Inilah keunggulan ekonomi Islam. Ia merupakan sistem yang dibangun di atas dasar syar’iat dengan segala ciri khasnya; adil, setara dan seimbang. Ia menyeimbangkan urusan duniawi dan ukhrawi. Menyeimbangkan kehidupan individu dan masyarakat. Menyeimbangkan antara ruh dan jasad, antara akal dan hati. (Ahmad az Zein, 2018).

Sumber :

  • Abdullah, Rais. (2020). Al Iqtishad al Islamy, Mabadiuhu, Khashaishuhu, wa al Farq bainahu wa baina an Nudhum al Iqtishadiyah al Ukhra. Diakses dari : https://www.academia.edu/29533134/
  • Al Qardhawi, Yusuf. 1995. Daur al Qiyam wa al Akhlaq fi al Iqtsihad al Islamy. Kairo : Maktabah Wahbah.

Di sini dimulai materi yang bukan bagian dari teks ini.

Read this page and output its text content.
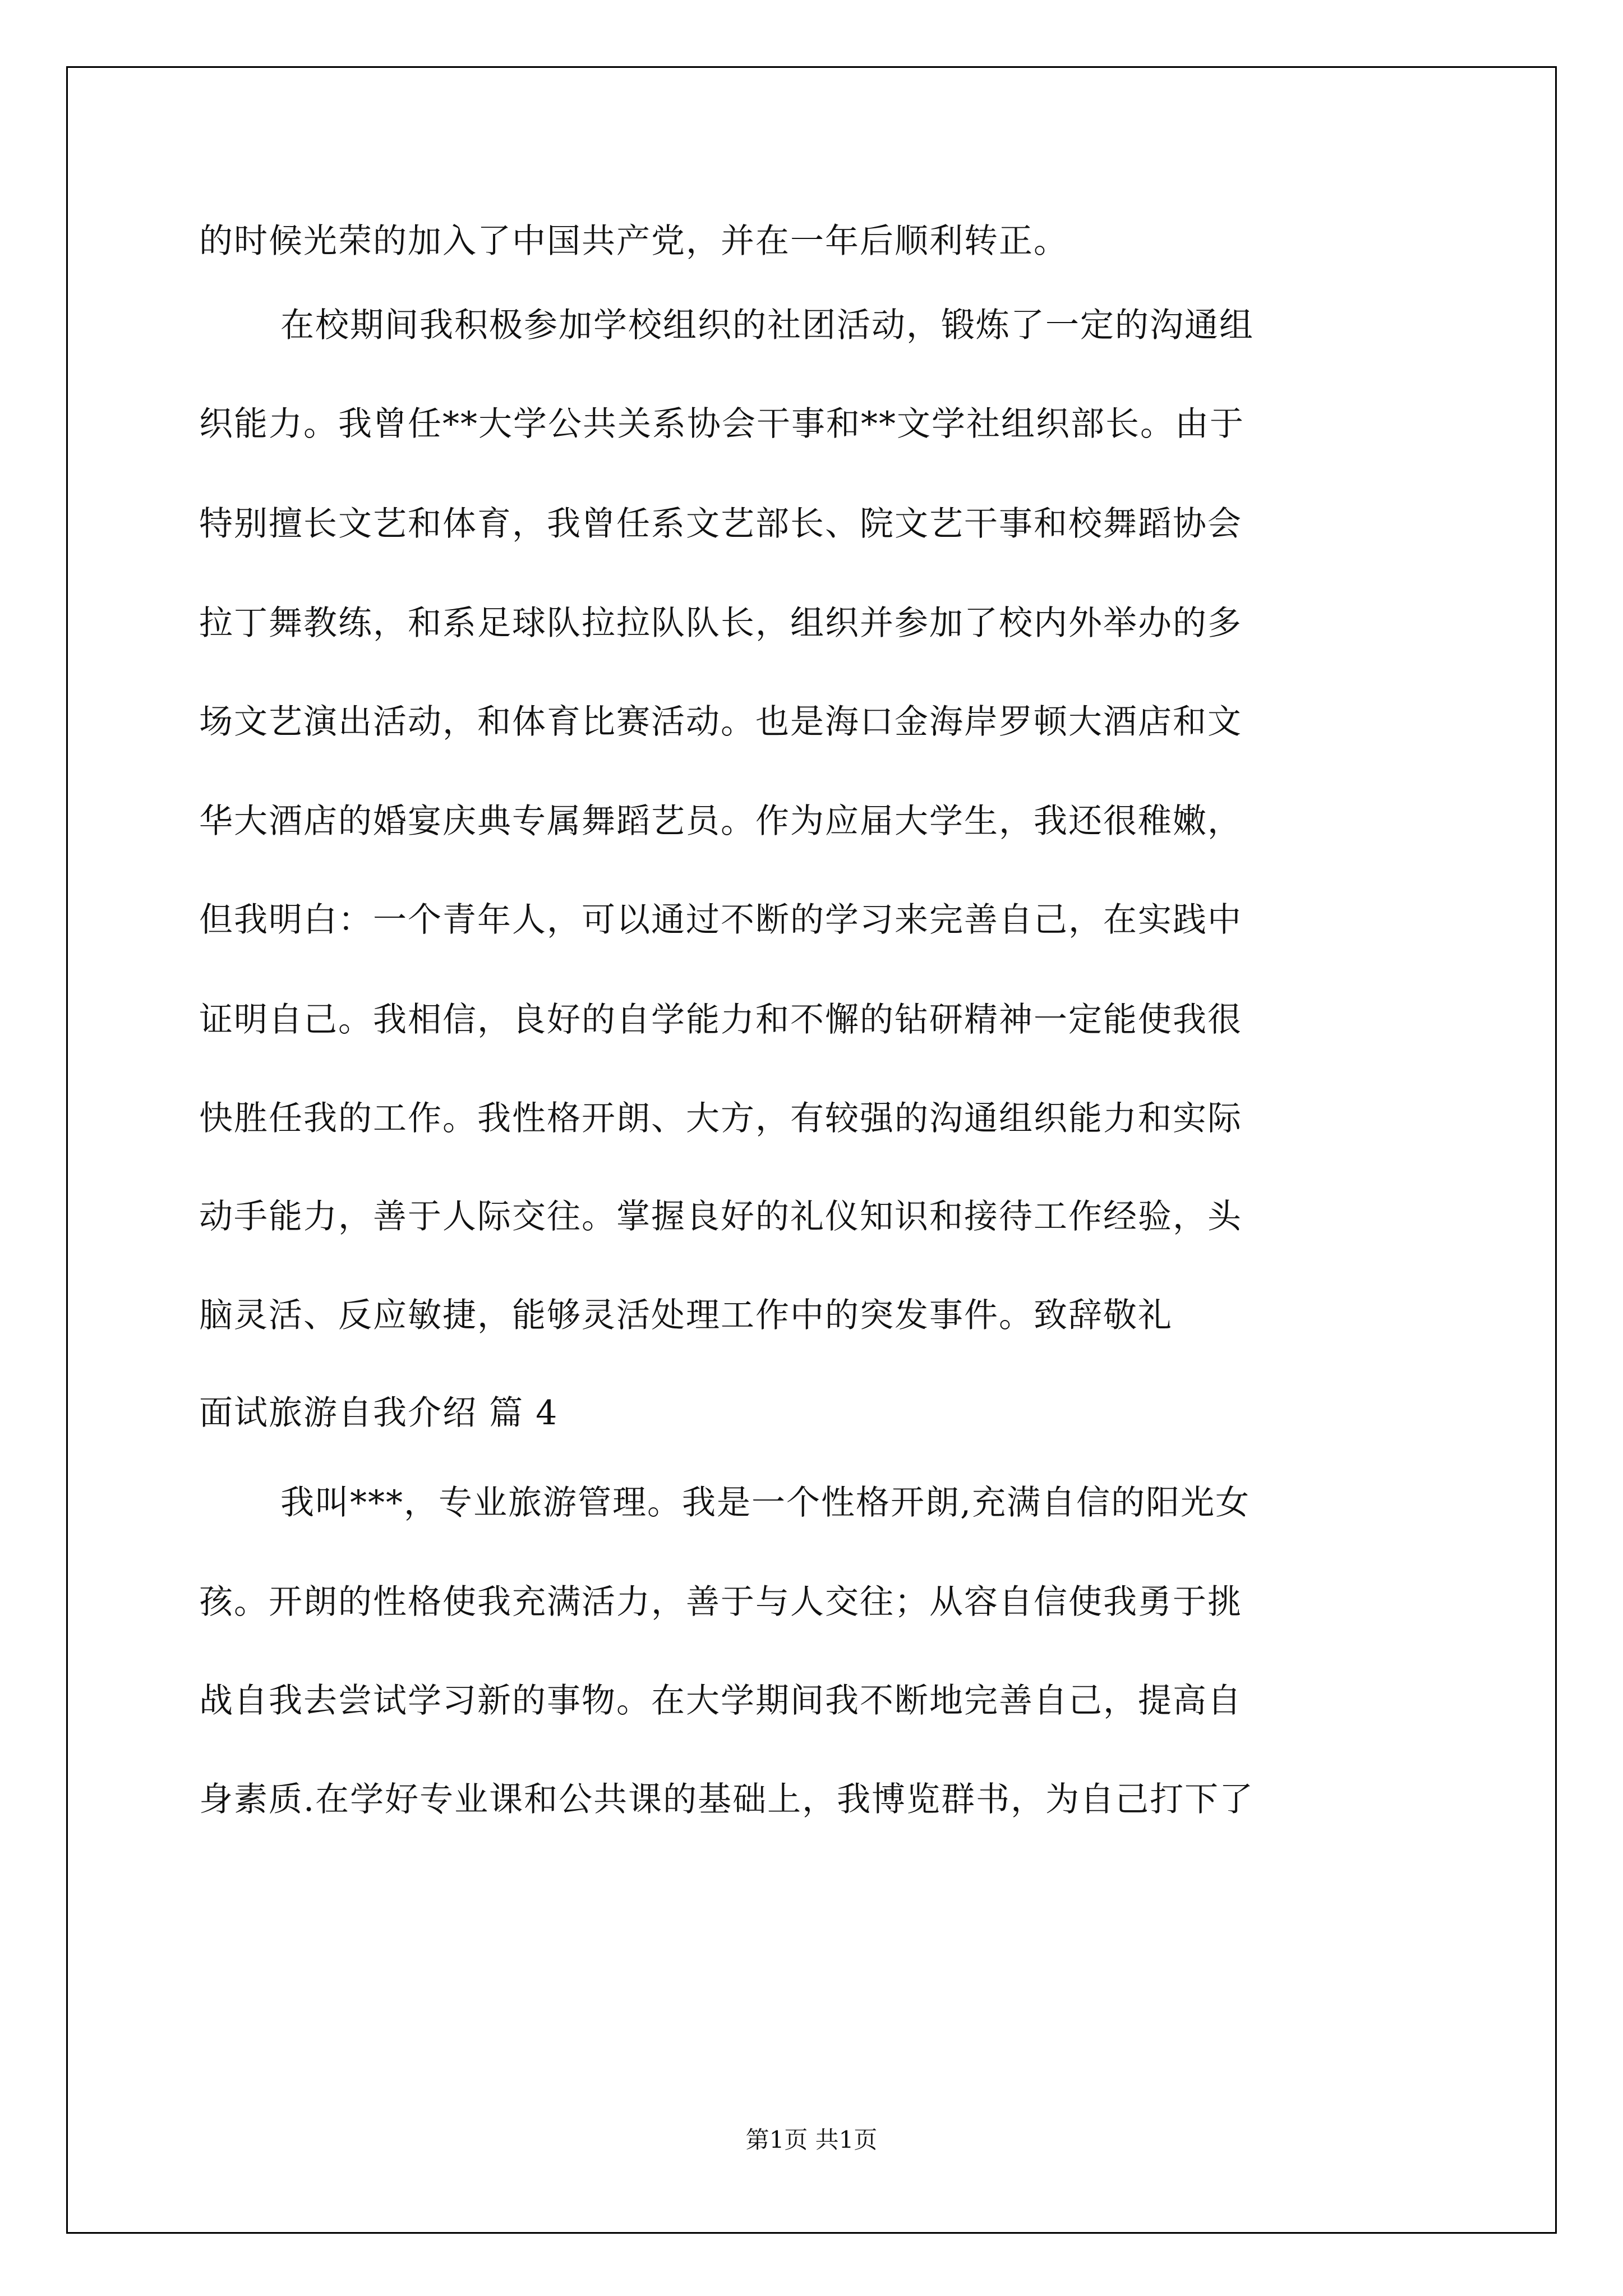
的时候光荣的加入了中国共产党，并在一年后顺利转正。
在校期间我积极参加学校组织的社团活动，锻炼了一定的沟通组
织能力。我曾任**大学公共关系协会干事和**文学社组织部长。由于
特别擅长文艺和体育，我曾任系文艺部长、院文艺干事和校舞蹈协会
拉丁舞教练，和系足球队拉拉队队长，组织并参加了校内外举办的多
场文艺演出活动，和体育比赛活动。也是海口金海岸罗顿大酒店和文
华大酒店的婚宴庆典专属舞蹈艺员。作为应届大学生，我还很稚嫩，
但我明白：一个青年人，可以通过不断的学习来完善自己，在实践中
证明自己。我相信，良好的自学能力和不懈的钻研精神一定能使我很
快胜任我的工作。我性格开朗、大方，有较强的沟通组织能力和实际
动手能力，善于人际交往。掌握良好的礼仪知识和接待工作经验，头
脑灵活、反应敏捷，能够灵活处理工作中的突发事件。致辞敬礼
面试旅游自我介绍 篇 4
我叫***，专业旅游管理。我是一个性格开朗,充满自信的阳光女
孩。开朗的性格使我充满活力，善于与人交往；从容自信使我勇于挑
战自我去尝试学习新的事物。在大学期间我不断地完善自己，提高自
身素质.在学好专业课和公共课的基础上，我博览群书，为自己打下了
第1页 共1页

  • Muhammad, Ahmad. (2012). Az Zakat wa Atsaruha al Iqtishadi wa al Ijtima’iy fii Mu’alajati at Tadakhum an Naqdy wa I’adati Tauzi’ ad Dakhl. Majallah Kulliyah asy Syari’ah wa al Qanun, 14 (2758-2759), 451 – 590.

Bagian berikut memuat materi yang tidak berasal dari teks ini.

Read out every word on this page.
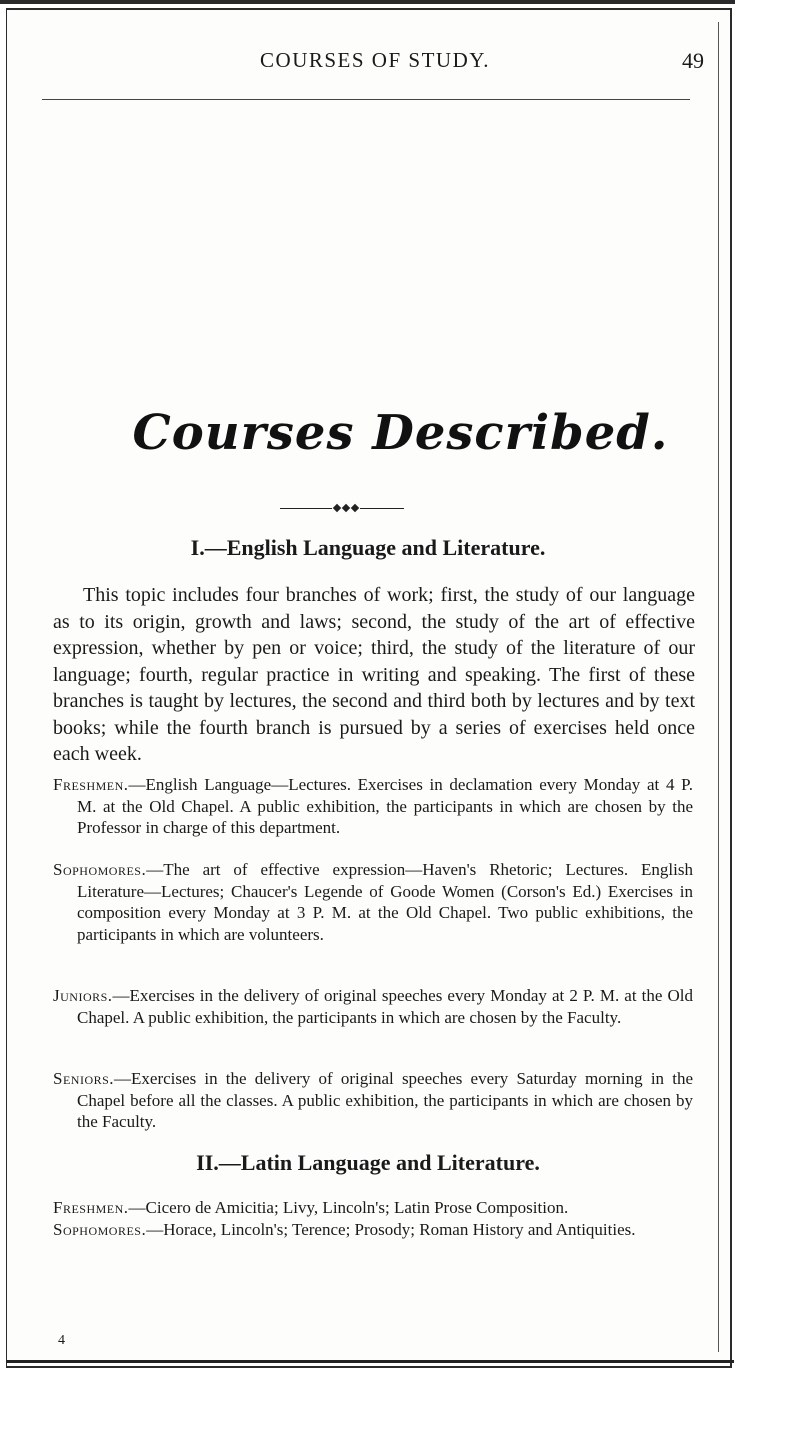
COURSES OF STUDY.	49
Courses Described.
I.—English Language and Literature.
This topic includes four branches of work; first, the study of our language as to its origin, growth and laws; second, the study of the art of effective expression, whether by pen or voice; third, the study of the literature of our language; fourth, regular practice in writing and speaking. The first of these branches is taught by lectures, the second and third both by lectures and by text books; while the fourth branch is pursued by a series of exercises held once each week.
Freshmen.—English Language—Lectures. Exercises in declamation every Monday at 4 P. M. at the Old Chapel. A public exhibition, the participants in which are chosen by the Professor in charge of this department.
Sophomores.—The art of effective expression—Haven's Rhetoric; Lectures. English Literature—Lectures; Chaucer's Legende of Goode Women (Corson's Ed.) Exercises in composition every Monday at 3 P. M. at the Old Chapel. Two public exhibitions, the participants in which are volunteers.
Juniors.—Exercises in the delivery of original speeches every Monday at 2 P. M. at the Old Chapel. A public exhibition, the participants in which are chosen by the Faculty.
Seniors.—Exercises in the delivery of original speeches every Saturday morning in the Chapel before all the classes. A public exhibition, the participants in which are chosen by the Faculty.
II.—Latin Language and Literature.
Freshmen.—Cicero de Amicitia; Livy, Lincoln's; Latin Prose Composition.
Sophomores.—Horace, Lincoln's; Terence; Prosody; Roman History and Antiquities.
4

  • (2017). Kontroversi Riba Dalam Perbankan Konvensional dan Dampaknya Terhadap Perekonomian. Jurnal Hukum Islam dan Bisnis Az Zarqa, 9 (1).
  • Al Qahthani, Sa’id. 2010. Ar Ribaa Adhraruhu wa Aatsaruhu fi Dloui al Kitab wa As Sunnah. Riyadh : Daar ar Rusyd.
  • Az Zein, Ahmad. (2018). Atsaru at Tasyri’at al Iqtishadiyah al Islamiyyah fi Binaai Iqtishad ad Daulah. Khourtum : Markaz Tashil al ‘Uluum wa Kulliyat al Iqtishad wa al ‘Uluum al Idariyah.